In South Korea, Apple And Samsung Both Violated Patents
August 24, 2012

Apple And Samsung: From In A Relationship, To Its Complicated

John Neumann for - Your Universe Online

From “In a relationship.”

Cupertino California-based Apple relies heavily on Samsung to manufacturer many of the components that have propelled the company to become perhaps one of the most influential and successful companies ever.

That same Samsung is also responsible for manufacturing Apple´s greatest rivaling products and Apple contends that many of its patents have been infringed in creating those similar mobile devices.

Samsung has become the world´s largest manufacturer of computer memory and liquid crystal displays, supplies that are purchased for use in Apple products, including mobile chips that work as a brain of the iPhone and the iPad.

To “Its complicated.”

Amidst similar showdowns taking place in courtrooms around the globe, a South Korean judge has ordered a temporary halt in sales of mobile devices, including the iPhone 4 and Galaxy S, in the seemingly never-ending court battles of plaintiffs Apple and Samsung.

The ruling cites that Apple and Samsung have both infringed on each other´s patents and orders small monetary damages and an embarrassing, but temporary, halt in sales of products including iPads and smartphones from both companies, reports AP.

The verdict did not affect the latest-generation smartphones from the companies, Apple´s iPhone 4S or Samsung´s Galaxy S3.

Apple was found by the court to have violated two of South Korea-based Samsung´s wireless patents, while Samsung was rebuked for infringing one utility patent held by Apple. Apple´s claims that Samsung copied its designs were denied.

Although the verdicts are to take effect immediately, some “processing time” will be required for the court to apply the actual sales ban in retail stores, according to Kim Mun-sung, a court spokesman. It is “highly likely” that both companies will petition the court against the injunction ruling, Kim added.
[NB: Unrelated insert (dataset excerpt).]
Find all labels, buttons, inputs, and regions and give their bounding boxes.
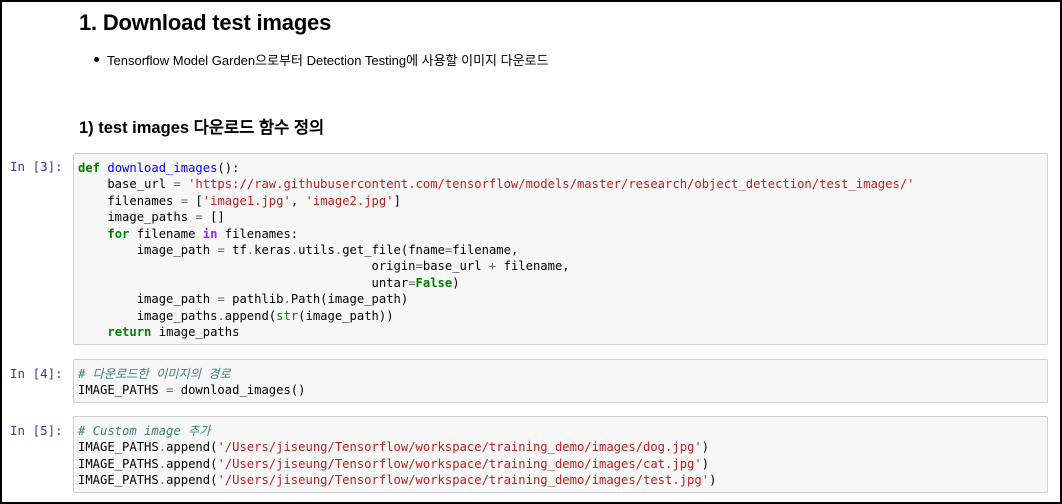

Tech pundits said the utility patents that Samsung infringed are not essential and the company can work around them for future products, reports Yewon Kang for IDG News Service. The 3G and UMTS (Universal Mobile Telecommunications System) patents that Apple is said to have infringed require a license and could be more troublesome.

For those keeping score, today´s ruling for Samsung was uncommon, but not unexpected coming from where it came from.

Courts in Europe, including Netherlands, France, Italy and Germany have rejected similar claims by Samsung that Apple violated its wireless patents, with judges arguing that the patents have become part of industry standards.

Standard-essential patents are a crucial technology for new players to make products compatible with the rest of the market and must be licensed under fair and reasonable terms.

“This is basically Samsung´s victory on its home territory,” said patent attorney Jeong Woo-sung. “Out of nine countries, Samsung got the ruling that it wanted for the first time in South Korea.”

Patent trials between the two tech giants are currently taking place in the US and in Australia this month, with jury deliberation ongoing in a San Jose, California courtroom.